Indeed, and also related to (1), even apart from whether the prior decision was wrong, don't courts routinely identify new factual situations that call for creating exceptions from prior decisions, without satisfying stare decisis factors, even though the legal rule adopted in the prior decision would have encompassed this situation? For example, in Harmelin, the SCt held that mandatory minimum sentences are never disproportionate outside of the capital context. But then in Miller, Justice Kennedy created an exception for children -- that exception had no basis in the reasoning of Harmelin itself, but the Court didn't undertake any sort of stare decisis analysis; it just said that children present unique considerations that weren't addressed in Harmelin.

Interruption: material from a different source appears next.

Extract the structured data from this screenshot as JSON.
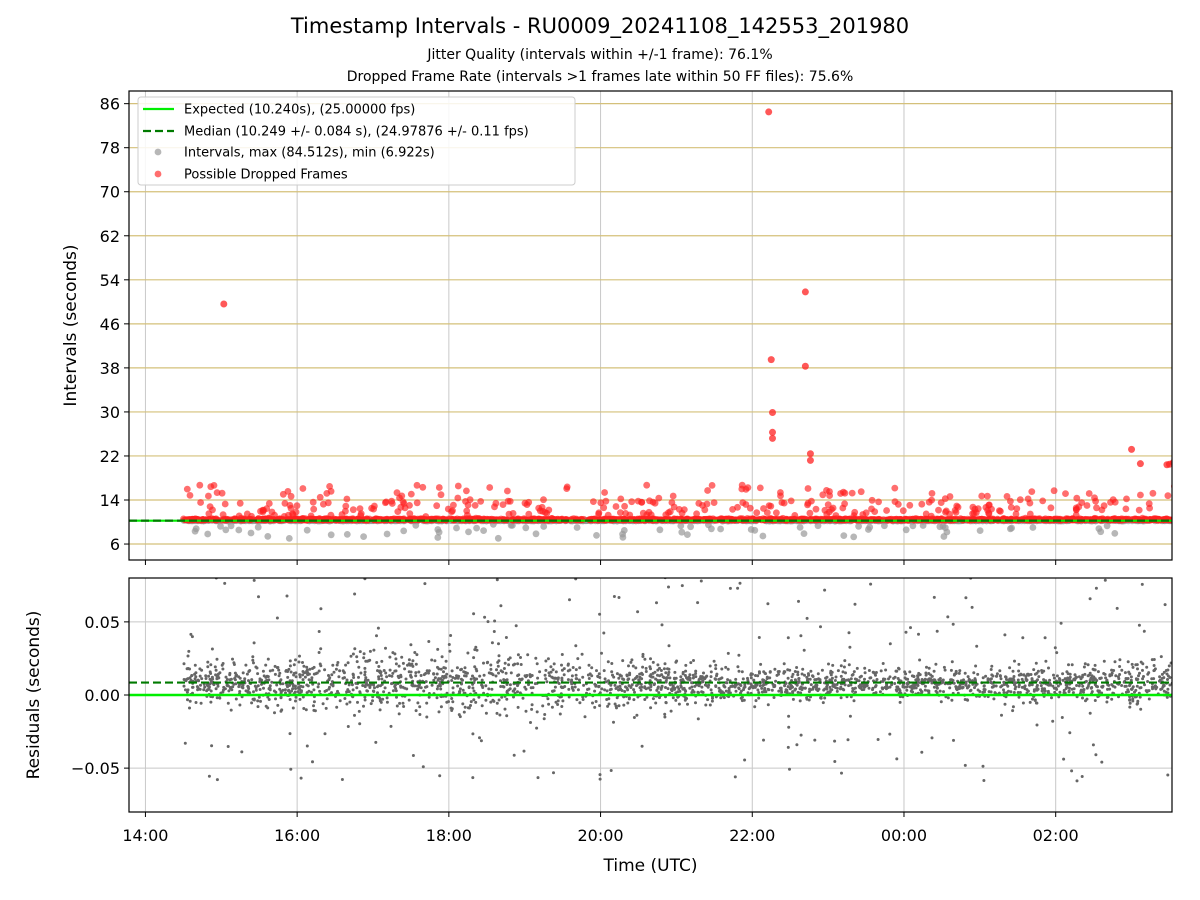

So too, isn't it pretty obvious that abortions motivated by discrimination on the basis of race, sex, and disability present a factor that some Justices may think relevant but that wasn't at all analyzed by the Court in Casey? I doubt anyone can confidently say that, if such a law had been present in Casey, a majority of the Court wouldn't have created an exception for them. Indeed, Pennsylvania *had* such a law, and it wasn't even challenged in the Court, no doubt because the challengers made the prudent strategic judgment that a majority of the Court would *not* have invalidated it.

Unknown said...

I think enforcement matters to whether abortion was really considered murder. Enactment without enforcement is not much evidence of actual beliefs.

hardreaders said...

Another reason stare decisis is great, aside from consistency and stability, is that it's actually functional and practical. If courts have to start over from scratch every time a case presents itself with even the slightest factual difference—i.e., pretty much all the time—then everything quickly becomes unworkable. Just like Congress wants courts to use common sense and—gasp!—proper judgment when applying statutes instead of constantly reinventing the wheel, the Supremes and the Circuits (should) want their respective lower courts to do the same with precedent. But maybe unworkability is one of originalism's key selling points (depending on who are considered to be the customers).

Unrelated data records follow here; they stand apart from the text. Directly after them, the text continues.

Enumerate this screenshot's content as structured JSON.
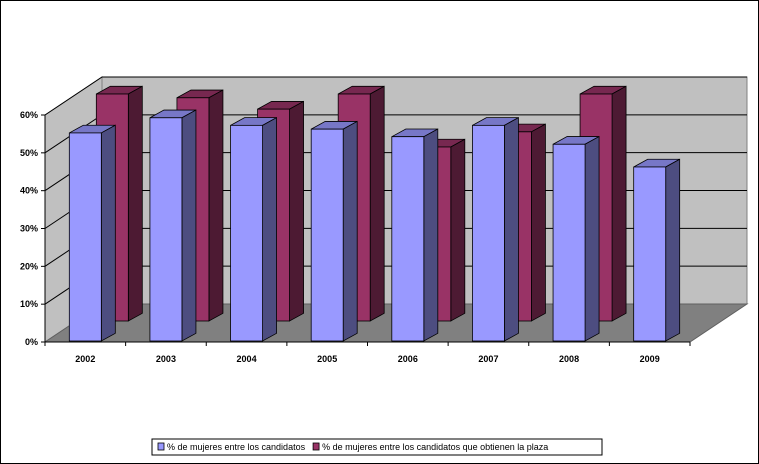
{
  "chart_data": {
    "type": "bar",
    "categories": [
      "2002",
      "2003",
      "2004",
      "2005",
      "2006",
      "2007",
      "2008",
      "2009"
    ],
    "series": [
      {
        "name": "% de mujeres entre los candidatos",
        "values": [
          55,
          59,
          57,
          56,
          54,
          57,
          52,
          46
        ],
        "color": "#9999ff"
      },
      {
        "name": "% de mujeres entre los candidatos que obtienen la plaza",
        "values": [
          60,
          59,
          56,
          60,
          46,
          50,
          60,
          null
        ],
        "color": "#993366"
      }
    ],
    "yticks": [
      "0%",
      "10%",
      "20%",
      "30%",
      "40%",
      "50%",
      "60%"
    ],
    "ylim": [
      0,
      60
    ],
    "grid": true,
    "legend_position": "bottom"
  }
}
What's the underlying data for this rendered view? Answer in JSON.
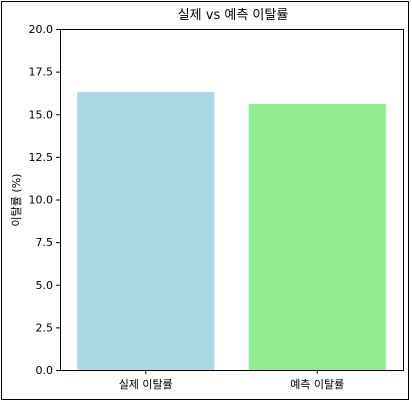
{
  "chart_data": {
    "type": "bar",
    "title": "실제 vs 예측 이탈률",
    "categories": [
      "실제 이탈률",
      "예측 이탈률"
    ],
    "values": [
      16.3,
      15.6
    ],
    "colors": [
      "#add8e6",
      "#90ee90"
    ],
    "xlabel": "",
    "ylabel": "이탈률 (%)",
    "ylim": [
      0,
      20
    ],
    "yticks": [
      "0.0",
      "2.5",
      "5.0",
      "7.5",
      "10.0",
      "12.5",
      "15.0",
      "17.5",
      "20.0"
    ],
    "grid": false
  }
}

It's OT, but I sort of disagree that the firefighting hypo runs afoul of Free Exercise. Rather, it seems more like a heartland equal protection violation. But I guess under the present SCOTUS approach—for the pandemic cases in particular—EP has been pretty much swallowed up by FE. Which makes sense, because reactionaries mostly detest EP claims. So going by current law, misguided though it may be, then yes it's an FE violation.

Joe said...

"stare decisis is great, aside from consistency and stability"

Kavanaugh argued that stare decisis is basically "originalist" (I frame it that way since I'm not sure exactly what that word means). To cite one guy.

One can quote Alexander Hamilton (Fed. 78) which I do so here because his basic statement is basically well said and has staying power:

"To avoid an arbitrary discretion in the courts, it is indispensable that they should be bound down by strict rules and precedents, which serve to define and point out their duty in every particular case that comes before them; and it will readily be conceived from the variety of controversies which grow out of the folly and wickedness of mankind, that the records of those precedents must unavoidably swell to a very considerable bulk, and must demand long and laborious study to acquire a competent knowledge of them."